Wednesday, December 12
Simone de Beauvoir, “The Second Sex: Facts and Myths” from Myths: Dreams, Fears, Idols,
(1949), p. 2382
Abstract expressionism—Jackson Pollock and Rothko. Architect Frank Lloyd Wright
Portfolio
DUE: At the final examination
The Portfolio includes all the work of the semester in chronological sequence. The portfolio is to have a
cover jacket and Title Page identifying you, the course and section number, and the name of the
instructor. The contents are to be bound within the cover jacket. A copy of the Course Syllabus is to be
included. There is to be a Table of Contents and Tabs that divide the major sections: Research Paper
with Proposal, Outline, Draft #1,#2; Short Analytical Paper; Oral presentation material—notes, images,
PowerPoint (?); Quizzes, and any other work of the semester.
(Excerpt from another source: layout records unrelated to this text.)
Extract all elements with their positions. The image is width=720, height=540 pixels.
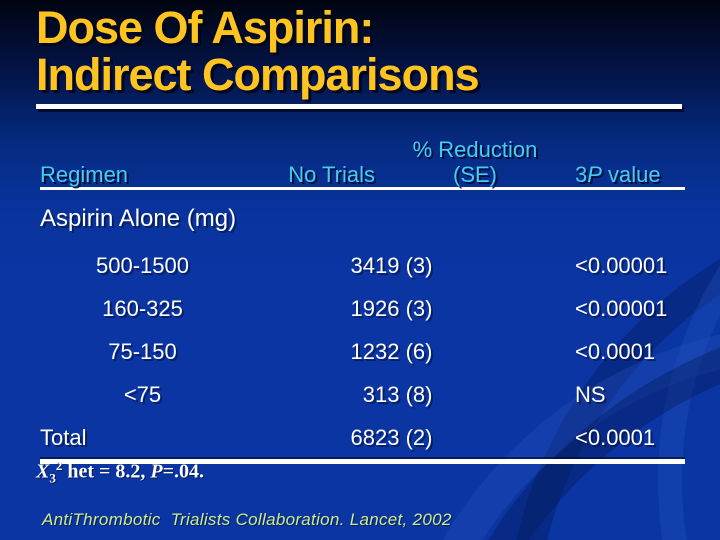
header-regimen: Regimen bbox=[40, 120, 245, 190]
cell-p-value: NS bbox=[575, 381, 606, 407]
header-p-value: 3P value bbox=[575, 120, 685, 190]
cell-reduction-se: 13 (8) bbox=[375, 381, 433, 407]
table-row: 500-1500 34 19 (3) <0.00001 bbox=[40, 244, 685, 287]
title-line-1: Dose Of Aspirin: bbox=[36, 2, 374, 53]
header-no-trials: No Trials bbox=[245, 120, 375, 190]
cell-reduction-se: 26 (3) bbox=[375, 295, 433, 321]
header-reduction-se: % Reduction (SE) bbox=[375, 120, 575, 190]
cell-total-p-value: <0.0001 bbox=[575, 416, 685, 464]
table-row: 75-150 12 32 (6) <0.0001 bbox=[40, 330, 685, 373]
chi-square-footnote: X32 het = 8.2, P=.04. bbox=[36, 458, 205, 486]
title-underline bbox=[36, 104, 682, 109]
cell-regimen: <75 bbox=[123, 381, 162, 407]
cell-p-value: <0.00001 bbox=[575, 295, 668, 321]
section-row: Aspirin Alone (mg) bbox=[40, 189, 685, 245]
cell-no-trials: 12 bbox=[350, 338, 375, 364]
title-line-2: Indirect Comparisons bbox=[36, 49, 480, 100]
table-row: <75 3 13 (8) NS bbox=[40, 373, 685, 416]
source-citation: AntiThrombotic Trialists Collaboration. … bbox=[42, 510, 452, 529]
cell-regimen: 160-325 bbox=[102, 295, 183, 321]
header-reduction-line2: (SE) bbox=[453, 162, 497, 187]
comparison-table: Regimen No Trials % Reduction (SE) 3P va… bbox=[40, 120, 685, 464]
table-header-row: Regimen No Trials % Reduction (SE) 3P va… bbox=[40, 120, 685, 190]
cell-no-trials: 34 bbox=[350, 252, 375, 278]
cell-no-trials: 3 bbox=[362, 381, 375, 407]
section-label: Aspirin Alone (mg) bbox=[40, 205, 237, 232]
cell-regimen: 75-150 bbox=[108, 338, 177, 364]
header-reduction-line1: % Reduction bbox=[412, 137, 538, 162]
cell-p-value: <0.00001 bbox=[575, 252, 668, 278]
cell-no-trials: 19 bbox=[350, 295, 375, 321]
cell-p-value: <0.0001 bbox=[575, 338, 656, 364]
cell-regimen: 500-1500 bbox=[96, 252, 189, 278]
total-row: Total 68 23 (2) <0.0001 bbox=[40, 416, 685, 464]
cell-total-no-trials: 68 bbox=[245, 416, 375, 464]
slide-title: Dose Of Aspirin: Indirect Comparisons bbox=[36, 2, 480, 100]
cell-reduction-se: 19 (3) bbox=[375, 252, 433, 278]
cell-reduction-se: 32 (6) bbox=[375, 338, 433, 364]
cell-total-reduction-se: 23 (2) bbox=[375, 416, 575, 464]
table-row: 160-325 19 26 (3) <0.00001 bbox=[40, 287, 685, 330]
cell-total-label: Total bbox=[40, 416, 245, 464]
An ePortfolio in Mahara (link in moodle)
may be submitted instead of print.
FINAL EXAMINATION
Final Examinations will be held from December 14 - 20 and are scheduled by the Registrar.
The final examination will consist primarily of material after the last quiz. The essays, however, will be
enhanced by reflections upon any of the material of the semester.